In recent months, the boys “did begin to talk about their mother. And certain things that they remembered,” said the Coxes’ attorney, Steve Downing. One of the boys, he said, made a drawing in which he depicted himself and his brother in the family minivan with Josh at the wheel and Susan in the trunk.
“I think they were starting to remember, and maybe he was afraid for that. They had said things to us and other people, and it was reported to the West Valley police,” Judith Cox said.
“It was very hard because they were very devoted to their father. They love him ... but I think they were realizing that their dad was doing things wrong or saying things wrong. Josh did not seem to care about finding his wife, and Charlie, the oldest, wanted very much to start looking for his mom.”
On Sunday, the boys expressed reluctance to go to their father’s home for their twice-a-week visit.
“The boys were playing with their cousin Patrick, and they said to me they didn’t want to go see Dad, and I know with the law they’re supposed to go, so I talked them into it,” Judith Cox said. “I said, ‘Let’s go, and you’ll be able to play with Patrick when you get back.’
“But that didn’t happen.”
Police said they discovered two 5-gallon gasoline cans inside Powell’s home that were apparently used to set the blaze -- one of them found in the center of the house near all three bodies.
Troyer said Powell sent a series of relatively detailed emails minutes before the conflagration to various family members, his lawyer and his pastor.
“I’m sorry, I can’t live without my boys,” one of them said, according to Troyer.
“Some people got a longer one about what to do, how to shut off utilities and how to take care of some final business,” he said.

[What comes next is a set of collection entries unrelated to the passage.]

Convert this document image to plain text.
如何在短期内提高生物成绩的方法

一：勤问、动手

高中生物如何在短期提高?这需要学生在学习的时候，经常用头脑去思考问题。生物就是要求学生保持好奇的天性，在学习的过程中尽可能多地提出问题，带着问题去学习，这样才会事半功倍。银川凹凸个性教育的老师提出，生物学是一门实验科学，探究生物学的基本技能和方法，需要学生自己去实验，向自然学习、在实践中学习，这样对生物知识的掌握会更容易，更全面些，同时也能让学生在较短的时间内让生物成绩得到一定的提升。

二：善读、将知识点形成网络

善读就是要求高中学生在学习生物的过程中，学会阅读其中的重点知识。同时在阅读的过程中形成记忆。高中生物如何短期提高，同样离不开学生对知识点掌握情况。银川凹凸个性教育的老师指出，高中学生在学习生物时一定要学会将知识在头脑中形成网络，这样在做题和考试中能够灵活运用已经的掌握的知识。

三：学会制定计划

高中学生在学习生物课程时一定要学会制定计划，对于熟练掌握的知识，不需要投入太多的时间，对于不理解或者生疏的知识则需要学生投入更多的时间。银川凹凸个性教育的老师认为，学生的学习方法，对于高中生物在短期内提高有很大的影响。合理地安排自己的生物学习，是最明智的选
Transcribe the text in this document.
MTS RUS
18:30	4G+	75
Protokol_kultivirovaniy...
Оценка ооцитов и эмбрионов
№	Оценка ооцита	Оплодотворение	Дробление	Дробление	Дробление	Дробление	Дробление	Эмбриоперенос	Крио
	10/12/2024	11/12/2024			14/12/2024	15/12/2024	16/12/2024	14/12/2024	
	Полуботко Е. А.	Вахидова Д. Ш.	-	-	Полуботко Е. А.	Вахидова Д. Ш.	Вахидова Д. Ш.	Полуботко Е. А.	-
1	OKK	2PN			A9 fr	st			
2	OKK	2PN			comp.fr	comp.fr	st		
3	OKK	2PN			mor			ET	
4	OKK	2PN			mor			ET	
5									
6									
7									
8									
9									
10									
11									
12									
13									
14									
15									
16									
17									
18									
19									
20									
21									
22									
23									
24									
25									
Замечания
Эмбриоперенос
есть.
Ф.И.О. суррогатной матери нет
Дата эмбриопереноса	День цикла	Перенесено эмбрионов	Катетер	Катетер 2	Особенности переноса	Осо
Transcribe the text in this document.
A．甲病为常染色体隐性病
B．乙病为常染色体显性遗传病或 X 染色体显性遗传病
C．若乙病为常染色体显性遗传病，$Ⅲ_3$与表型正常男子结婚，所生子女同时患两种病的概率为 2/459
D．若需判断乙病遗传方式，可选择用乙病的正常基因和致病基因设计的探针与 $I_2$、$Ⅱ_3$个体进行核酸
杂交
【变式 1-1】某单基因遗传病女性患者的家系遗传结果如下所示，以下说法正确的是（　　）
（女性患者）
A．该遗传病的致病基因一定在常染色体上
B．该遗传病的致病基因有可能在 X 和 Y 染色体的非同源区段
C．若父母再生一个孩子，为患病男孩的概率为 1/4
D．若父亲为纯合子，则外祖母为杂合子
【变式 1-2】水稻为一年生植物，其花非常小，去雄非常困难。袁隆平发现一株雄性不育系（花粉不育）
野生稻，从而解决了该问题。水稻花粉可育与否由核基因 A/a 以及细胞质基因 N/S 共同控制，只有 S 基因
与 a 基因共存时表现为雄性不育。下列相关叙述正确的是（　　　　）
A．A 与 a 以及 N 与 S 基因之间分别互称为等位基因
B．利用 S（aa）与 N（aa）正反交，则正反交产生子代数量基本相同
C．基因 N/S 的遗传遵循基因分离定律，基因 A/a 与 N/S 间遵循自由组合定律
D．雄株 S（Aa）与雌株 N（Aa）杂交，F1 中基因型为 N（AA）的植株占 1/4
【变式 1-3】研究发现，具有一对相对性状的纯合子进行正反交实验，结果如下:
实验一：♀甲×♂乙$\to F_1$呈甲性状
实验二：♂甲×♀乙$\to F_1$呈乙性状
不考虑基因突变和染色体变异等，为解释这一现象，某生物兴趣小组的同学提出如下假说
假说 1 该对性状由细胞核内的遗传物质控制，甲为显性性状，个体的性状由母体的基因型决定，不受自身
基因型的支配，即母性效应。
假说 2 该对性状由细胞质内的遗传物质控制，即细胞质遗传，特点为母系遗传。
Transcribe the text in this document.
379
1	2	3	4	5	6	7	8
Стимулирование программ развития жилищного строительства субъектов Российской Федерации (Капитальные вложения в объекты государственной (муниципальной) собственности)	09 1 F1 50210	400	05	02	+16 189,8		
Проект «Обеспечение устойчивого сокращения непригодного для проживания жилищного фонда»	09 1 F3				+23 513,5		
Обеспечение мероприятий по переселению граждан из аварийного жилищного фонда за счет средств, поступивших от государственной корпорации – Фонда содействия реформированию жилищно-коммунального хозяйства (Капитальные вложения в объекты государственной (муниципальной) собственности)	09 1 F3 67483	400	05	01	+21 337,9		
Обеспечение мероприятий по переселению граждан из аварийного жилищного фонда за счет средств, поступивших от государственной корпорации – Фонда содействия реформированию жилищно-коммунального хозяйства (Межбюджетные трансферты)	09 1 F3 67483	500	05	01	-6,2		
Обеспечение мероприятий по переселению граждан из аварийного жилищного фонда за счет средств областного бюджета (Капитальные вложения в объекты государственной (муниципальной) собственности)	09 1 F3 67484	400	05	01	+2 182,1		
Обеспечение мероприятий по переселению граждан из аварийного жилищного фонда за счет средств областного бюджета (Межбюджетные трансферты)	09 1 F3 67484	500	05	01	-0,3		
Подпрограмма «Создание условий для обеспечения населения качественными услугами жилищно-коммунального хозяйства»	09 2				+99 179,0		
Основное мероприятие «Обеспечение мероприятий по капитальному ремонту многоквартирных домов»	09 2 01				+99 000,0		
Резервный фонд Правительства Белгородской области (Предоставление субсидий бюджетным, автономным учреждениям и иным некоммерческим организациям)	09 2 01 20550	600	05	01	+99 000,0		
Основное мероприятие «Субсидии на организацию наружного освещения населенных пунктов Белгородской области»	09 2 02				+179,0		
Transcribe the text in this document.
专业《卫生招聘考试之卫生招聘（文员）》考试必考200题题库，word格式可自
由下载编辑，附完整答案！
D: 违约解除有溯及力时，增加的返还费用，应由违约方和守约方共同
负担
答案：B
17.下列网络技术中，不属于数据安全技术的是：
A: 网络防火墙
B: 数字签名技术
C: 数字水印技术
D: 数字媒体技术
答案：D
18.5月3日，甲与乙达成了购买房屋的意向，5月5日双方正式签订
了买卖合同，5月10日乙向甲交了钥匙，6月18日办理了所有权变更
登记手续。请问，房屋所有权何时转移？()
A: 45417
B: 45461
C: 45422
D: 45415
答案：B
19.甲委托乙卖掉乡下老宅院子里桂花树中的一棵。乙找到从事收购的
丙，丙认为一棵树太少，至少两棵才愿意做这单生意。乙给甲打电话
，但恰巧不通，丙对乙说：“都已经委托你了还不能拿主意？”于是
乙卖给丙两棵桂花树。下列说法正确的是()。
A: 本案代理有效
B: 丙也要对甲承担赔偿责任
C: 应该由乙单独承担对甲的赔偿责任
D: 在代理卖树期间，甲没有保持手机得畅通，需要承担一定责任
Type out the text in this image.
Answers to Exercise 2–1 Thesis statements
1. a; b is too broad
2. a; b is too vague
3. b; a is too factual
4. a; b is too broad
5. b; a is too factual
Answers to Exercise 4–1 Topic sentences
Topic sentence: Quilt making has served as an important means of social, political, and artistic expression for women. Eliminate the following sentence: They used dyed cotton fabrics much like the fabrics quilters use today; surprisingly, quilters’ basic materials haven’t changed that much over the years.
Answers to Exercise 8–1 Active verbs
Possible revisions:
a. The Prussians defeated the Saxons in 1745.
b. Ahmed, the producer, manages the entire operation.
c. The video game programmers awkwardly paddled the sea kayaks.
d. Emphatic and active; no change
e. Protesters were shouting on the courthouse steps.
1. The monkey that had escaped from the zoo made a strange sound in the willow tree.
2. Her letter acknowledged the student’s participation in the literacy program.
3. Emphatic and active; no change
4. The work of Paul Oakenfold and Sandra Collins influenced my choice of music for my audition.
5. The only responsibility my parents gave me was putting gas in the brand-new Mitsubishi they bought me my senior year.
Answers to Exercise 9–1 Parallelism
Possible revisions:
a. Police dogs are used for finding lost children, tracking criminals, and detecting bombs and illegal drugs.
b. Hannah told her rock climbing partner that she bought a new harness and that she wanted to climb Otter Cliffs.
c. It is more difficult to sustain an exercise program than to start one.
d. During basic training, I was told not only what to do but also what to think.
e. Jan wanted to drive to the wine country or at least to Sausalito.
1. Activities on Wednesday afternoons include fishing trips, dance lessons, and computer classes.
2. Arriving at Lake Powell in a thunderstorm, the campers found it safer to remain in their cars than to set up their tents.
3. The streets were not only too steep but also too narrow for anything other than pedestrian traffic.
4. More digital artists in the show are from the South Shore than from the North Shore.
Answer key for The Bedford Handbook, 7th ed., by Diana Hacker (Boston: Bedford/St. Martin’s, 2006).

There was no mention of Susan Powell in any of the emails, he said.
Police said they had also learned that Powell had donated boxes of his boys’ books and toys to Goodwill over the weekend, a sign, they believe, that he was planning the attack.
“This is definitely a deliberate, planned-out event,” Troyer said.
“I think it came to this because he kept losing. I think he was maybe feeling cornered or whatever. Things weren’t going his way, and he likes to be in control,” Judith Cox said.
“He wanted to take the easy way out,” her husband said. “To us, that seems very selfish and cowardly. What kind of father would take out their own kids?”